If you knew who is dominating the news yesterday, would you be able to predict who will dominate the news tomorrow…? This is what I have set out to find out, leveraging some new data technologies available to us today…
The big data revolution continues to quietly but surely change the course of our evolution. It’s changing how we behave, how we interact, and how we think. And it’s not because the concepts of big data are new or unprecedented, it’s because it is now possible to do things that technologists, entrepreneurs, scientists and analysts could only dream of a few short decades ago. It’s not that the ideas of harnessing information for decision making or predictions is anything new, it’s that today, it is possible, accessible and financially feasible to perform the levels of calculations and computation needed to accomplish this.
SAP HANA is a great case in point, and I have been working with some of my Colleagues at Cleartelligence on an interesting use case to demonstrate the accessibility and feasibility of big data concepts: predicting the news.
This is an especially exciting topic and time for me, as I can put together several of my passions and skills in new ways. Combining my IT degree and background, my psychology degree and social studies interests (high school major..) in ways I could never imagine before…

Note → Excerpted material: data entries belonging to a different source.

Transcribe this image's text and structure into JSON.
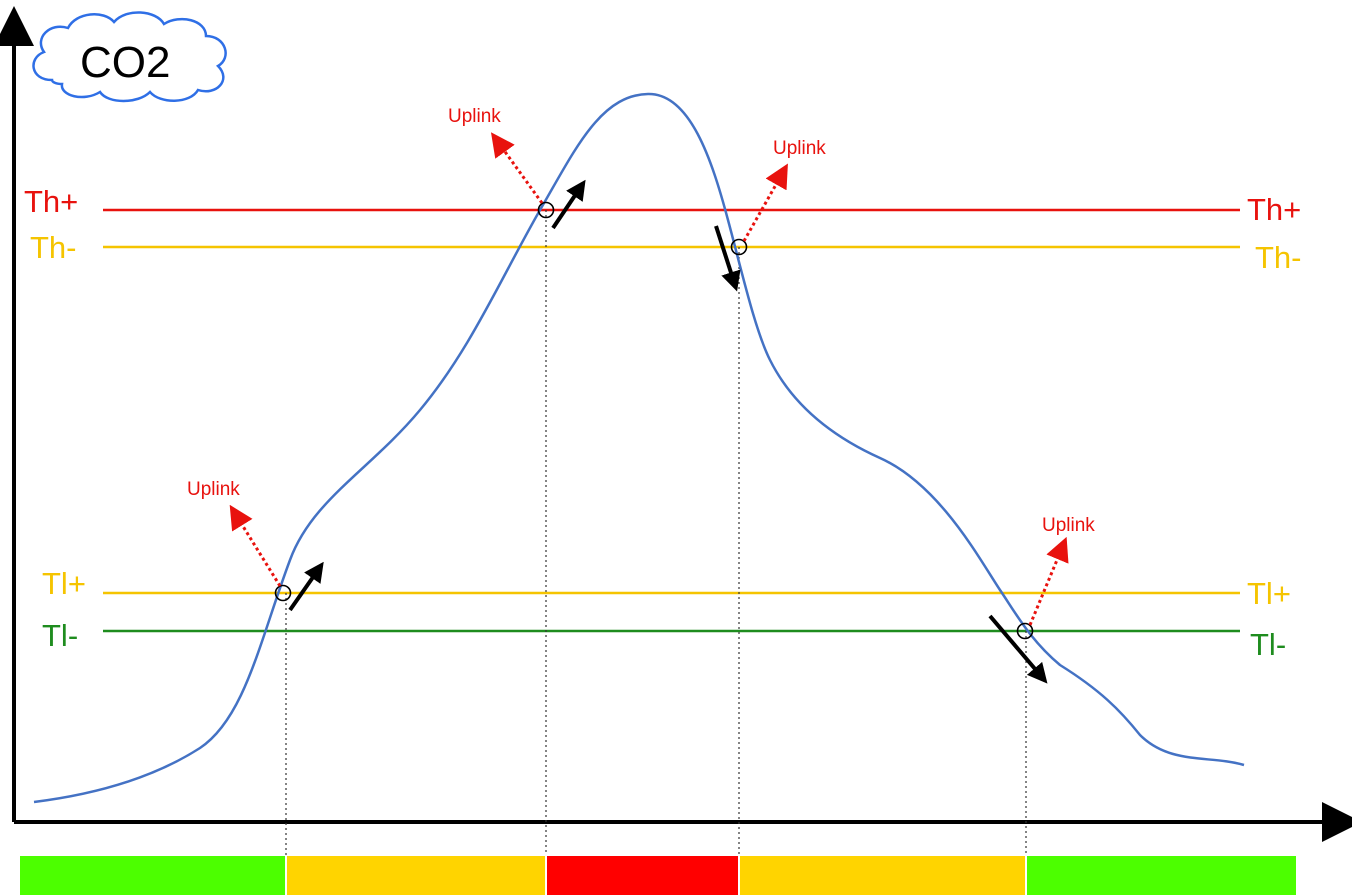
{
  "title": "CO2",
  "thresholds": {
    "th_plus": {
      "label": "Th+",
      "color": "#e8120e"
    },
    "th_minus": {
      "label": "Th-",
      "color": "#f5c400"
    },
    "tl_plus": {
      "label": "Tl+",
      "color": "#f5c400"
    },
    "tl_minus": {
      "label": "Tl-",
      "color": "#1e8c1e"
    }
  },
  "uplink_label": "Uplink",
  "events": [
    {
      "uplink": "Uplink",
      "direction": "rising"
    },
    {
      "uplink": "Uplink",
      "direction": "rising"
    },
    {
      "uplink": "Uplink",
      "direction": "falling"
    },
    {
      "uplink": "Uplink",
      "direction": "falling"
    }
  ],
  "zones": [
    {
      "level": "green",
      "color": "#4cff00"
    },
    {
      "level": "yellow",
      "color": "#ffd400"
    },
    {
      "level": "red",
      "color": "#ff0000"
    },
    {
      "level": "yellow",
      "color": "#ffd400"
    },
    {
      "level": "green",
      "color": "#4cff00"
    }
  ],
  "curve_color": "#4472c4",
  "uplink_color": "#e8120e"
}
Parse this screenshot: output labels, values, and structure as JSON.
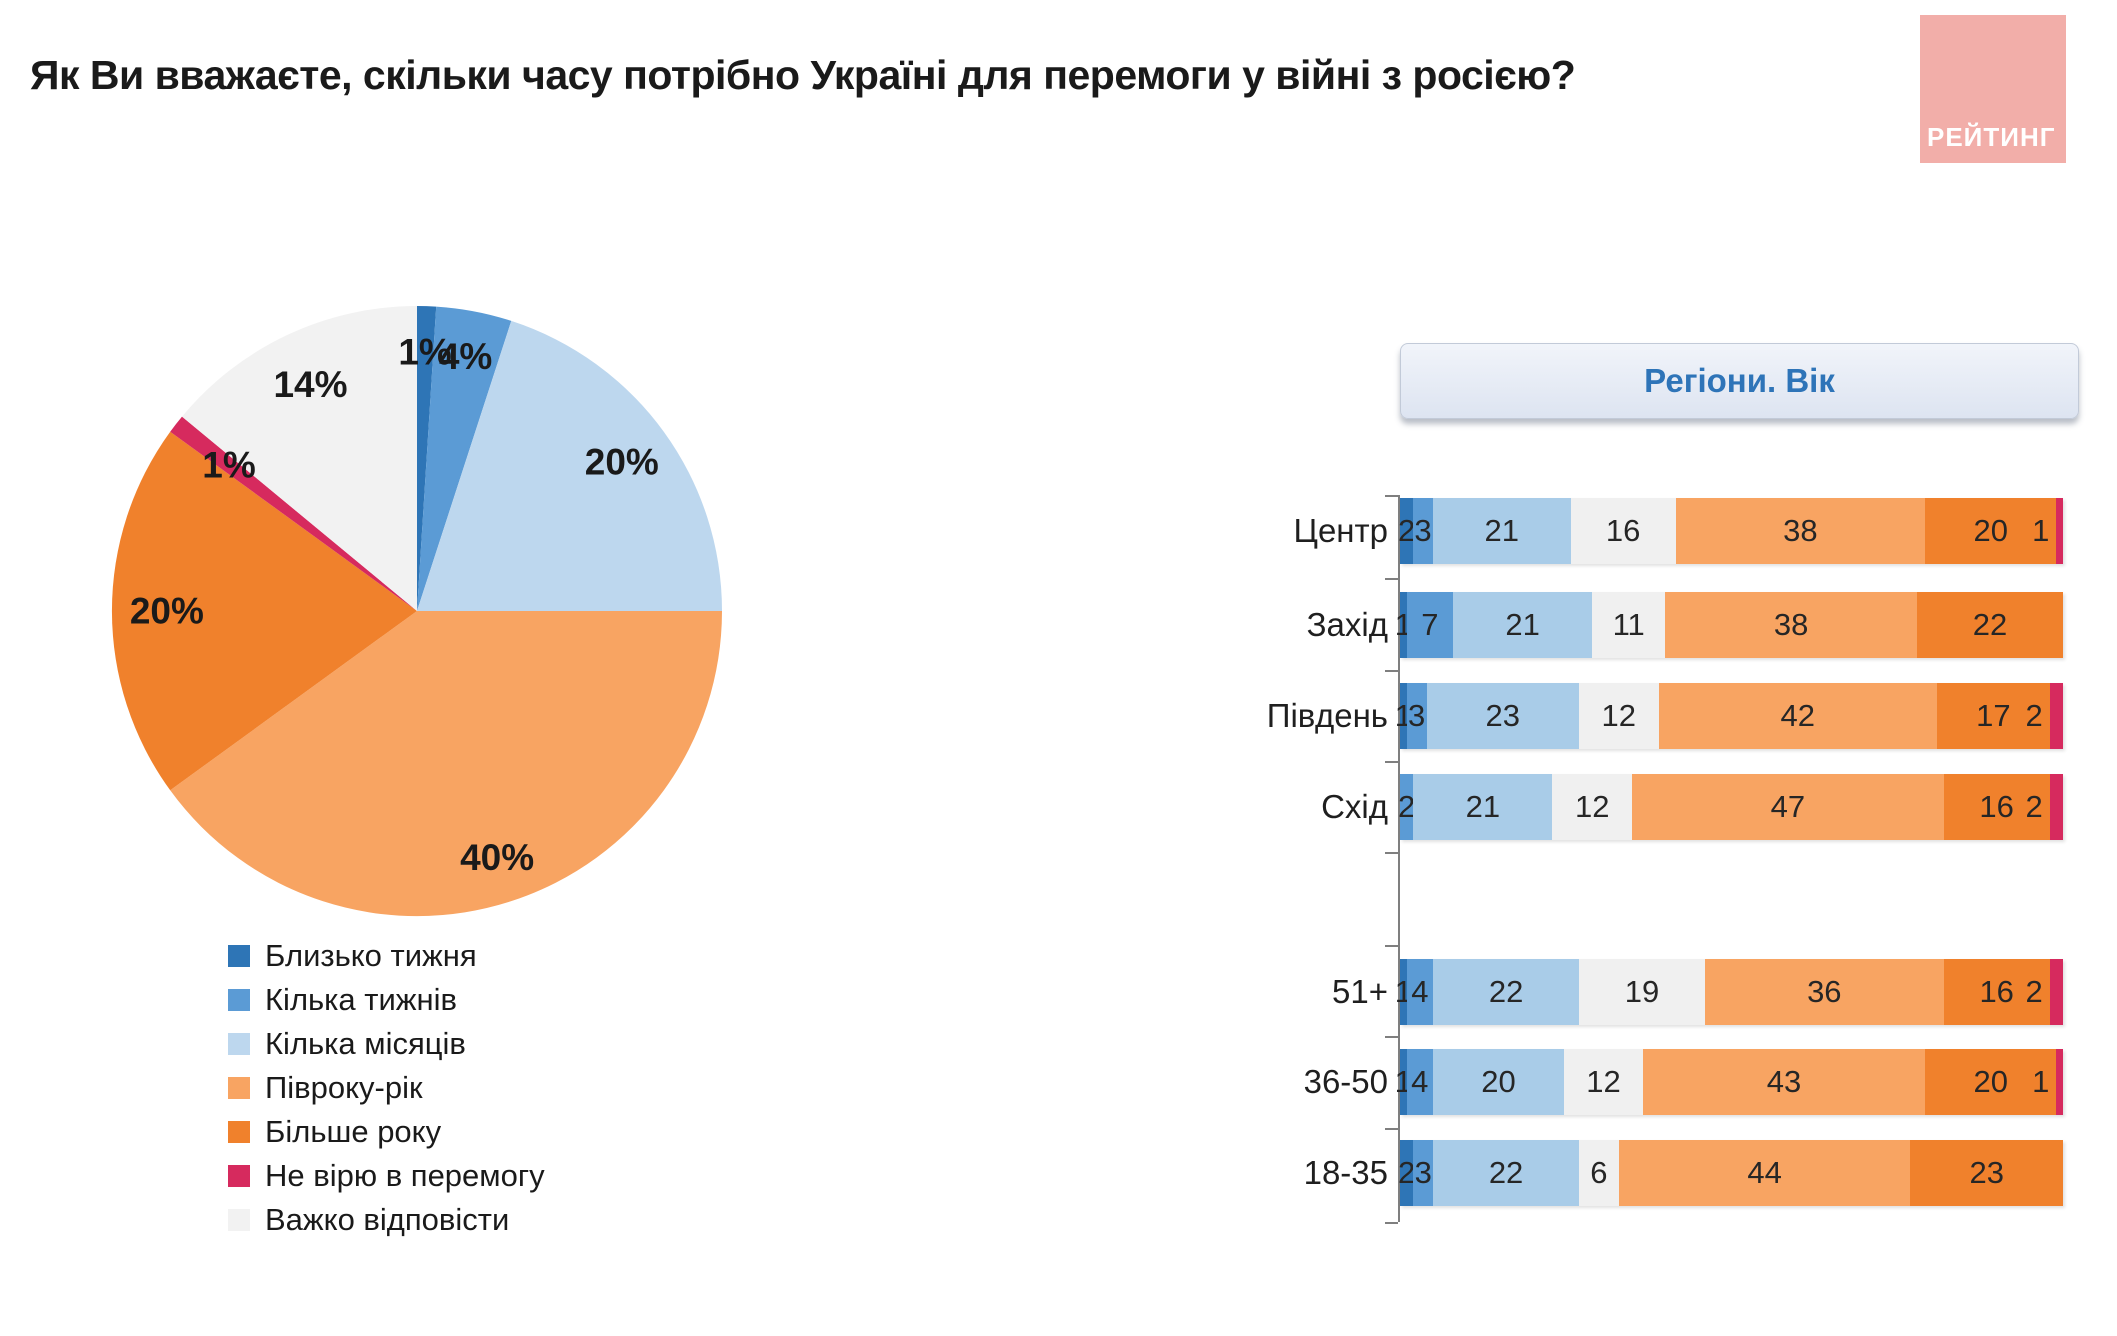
{
  "title": "Як Ви вважаєте, скільки часу потрібно Україні для перемоги у війні з росією?",
  "logo": {
    "text": "РЕЙТИНГ",
    "bg_color": "#f2aea9"
  },
  "panel": {
    "title": "Регіони. Вік"
  },
  "chart_data": [
    {
      "type": "pie",
      "title": "",
      "categories": [
        "Близько тижня",
        "Кілька тижнів",
        "Кілька місяців",
        "Півроку-рік",
        "Більше року",
        "Не вірю в перемогу",
        "Важко відповісти"
      ],
      "values": [
        1,
        4,
        20,
        40,
        20,
        1,
        14
      ],
      "labels": [
        "1%",
        "4%",
        "20%",
        "40%",
        "20%",
        "1%",
        "14%"
      ],
      "colors": [
        "#2e75b6",
        "#5b9bd5",
        "#bdd7ee",
        "#f8a462",
        "#f0812c",
        "#d62a5e",
        "#f2f2f2"
      ],
      "legend_position": "bottom-left",
      "units": "percent"
    },
    {
      "type": "bar",
      "orientation": "horizontal-stacked",
      "title": "Регіони. Вік",
      "categories": [
        "Центр",
        "Захід",
        "Південь",
        "Схід",
        "51+",
        "36-50",
        "18-35"
      ],
      "group_gap_after": "Схід",
      "xlim": [
        0,
        100
      ],
      "units": "percent",
      "series": [
        {
          "name": "Близько тижня",
          "color": "#2e75b6",
          "values": [
            2,
            1,
            1,
            0,
            1,
            1,
            2
          ]
        },
        {
          "name": "Кілька тижнів",
          "color": "#5b9bd5",
          "values": [
            3,
            7,
            3,
            2,
            4,
            4,
            3
          ]
        },
        {
          "name": "Кілька місяців",
          "color": "#a9cce8",
          "values": [
            21,
            21,
            23,
            21,
            22,
            20,
            22
          ]
        },
        {
          "name": "Важко відповісти",
          "color": "#f0f0f0",
          "values": [
            16,
            11,
            12,
            12,
            19,
            12,
            6
          ]
        },
        {
          "name": "Півроку-рік",
          "color": "#f8a462",
          "values": [
            38,
            38,
            42,
            47,
            36,
            43,
            44
          ]
        },
        {
          "name": "Більше року",
          "color": "#f0812c",
          "values": [
            20,
            22,
            17,
            16,
            16,
            20,
            23
          ]
        },
        {
          "name": "Не вірю в перемогу",
          "color": "#d62a5e",
          "values": [
            1,
            0,
            2,
            2,
            2,
            1,
            0
          ]
        }
      ]
    }
  ]
}
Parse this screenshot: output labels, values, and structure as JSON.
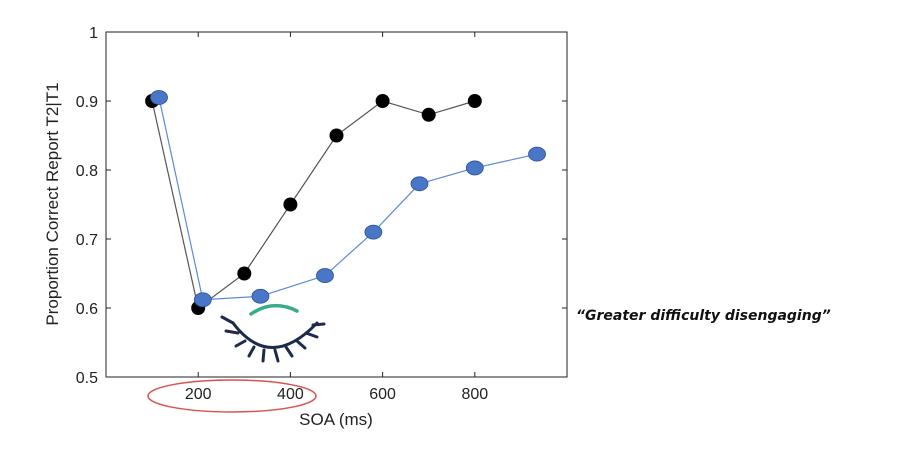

I started with a hypotheses, or a premise. And the premise is this: can the news, as reported in popular media channels, be predicted? My hypothesis is that yes, to a degree. If we could amass enough data, we could look for patterns or news categories, and see if we can identify seasonality in news categories. For example, can we correlate seasonality with certain types of news? Are there any sentiments patterns we can use to predict tomorrow’s news?
Just several years ago, being able to test out such a concept was completely unfeasible for anyone but a few individuals who had access to the world’s most expensive computing equipment. Today, we can tackle such a project with commodity hardware and enterprise software available to any organization.
So, the first step in the project is to collect data. Of course, the more data we gather, the better our analysis can become, and more accurate. And this is one of the key reasons why big data is becoming so pervasive today, the technology that allows us to collect sufficient amounts of data and process them in an efficient and economic manner, to produce high quality results.
To collect my data, I wrote a small java program that crawls several of the top news web sites, and scrapes their front page into our HANA database. This program runs nightly, and as such, each day, our news database grows by several multitudes, as the number of web sites scraped.
Next, I used HANA text analysis functions to index the web sites data, which is stored as BLOB. HANA can automagically process free form text using the text analysis functions and has several configuration options to extract meaning from the unstructured BLOBS. Some of the options include LINGANALYSIS_BASIC, LINGANALYSIS_FULL or EXTRACTION_CORE. Each processing option provides different capabilities from parsing individual words, to using complex linguistic analysis and pattern matching to retrieve specific information about customers’ needs and perceptions.
The EXTRACTION_CORE option proved extremely insightful as it not only extracted meaning out of the BLOB, it also categorized it into some pre-defined categories, easy to use and simple.
This data gathering program has only been running for a short period, and I plan to continue updating this topic with additional insights, data visualization techniques and examples of interesting usage of this technology as more data is gathered.